Ignore my question regarding when you purchased, just reread your original post.


----------



## ChilledMatt (May 9, 2015)

My second element that failed was put in in February.


----------



## flyabynyt (Mar 11, 2013)

Thanks, I'll contact the seller and fracino and get the machine checked out


----------



## thehandthatbites (Feb 27, 2017)

I am just about to take my ariete back for a second element replacement in 14 months, it's a joke. I'm actually fed up with the machine now. I wish I bought a rocket.


----------



## flyabynyt (Mar 11, 2013)

I cannot believe this, but after getting the machine repaired via fracino back when this first happened, the issue happened again and now it isn't heating up anymore. Is there any way I can get a replacement machine because I think this will keep happening again and again.


----------



## El carajillo (Mar 16, 2013)

Could be worth contacting Fracino and mentioning that several members have had the same problem and ask them to look into the problem.

It could be as someone has already said "it could be a faulty batch of elements"


----------



## ChilledMatt (May 9, 2015)

Since my last reply on this thread my Ariete failed once more. Despite getting close to the end of the warranty period Fracino replaced the machine with a brand new Classico (same machine, has had a name change) with a verbal new warranty. My Classico is now on its second heating element. Fracino replaced it but were suggesting that there must be an environmental factor causing the issue as they are not having these problems with anyone elses machines.

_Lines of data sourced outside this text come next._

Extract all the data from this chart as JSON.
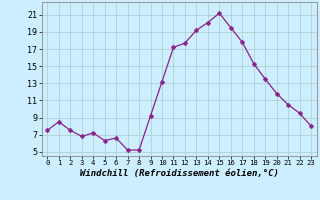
{
  "x": [
    0,
    1,
    2,
    3,
    4,
    5,
    6,
    7,
    8,
    9,
    10,
    11,
    12,
    13,
    14,
    15,
    16,
    17,
    18,
    19,
    20,
    21,
    22,
    23
  ],
  "y": [
    7.5,
    8.5,
    7.5,
    6.8,
    7.2,
    6.3,
    6.6,
    5.2,
    5.2,
    9.2,
    13.2,
    17.2,
    17.7,
    19.2,
    20.1,
    21.2,
    19.5,
    17.8,
    15.3,
    13.5,
    11.8,
    10.5,
    9.5,
    8.0
  ],
  "line_color": "#882288",
  "marker": "P",
  "marker_size": 2.5,
  "bg_color": "#cceeff",
  "grid_color": "#aacccc",
  "xlabel": "Windchill (Refroidissement éolien,°C)",
  "yticks": [
    5,
    7,
    9,
    11,
    13,
    15,
    17,
    19,
    21
  ],
  "xticks": [
    0,
    1,
    2,
    3,
    4,
    5,
    6,
    7,
    8,
    9,
    10,
    11,
    12,
    13,
    14,
    15,
    16,
    17,
    18,
    19,
    20,
    21,
    22,
    23
  ],
  "ylim": [
    4.5,
    22.5
  ],
  "xlim": [
    -0.5,
    23.5
  ],
  "xlabel_fontsize": 6.5,
  "tick_fontsize_x": 5.2,
  "tick_fontsize_y": 6.0
}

My current element is approaching six months old which is the longest I have had one last, though I feel just by saying this I am seriously tempting fate!


----------



## El carajillo (Mar 16, 2013)

I would be inclined to contact them and point out that you are aware of several other people with exactly the same problem and that it is not

"an environmental factor " and you would be interested to know just how many faults they have had reported.


----------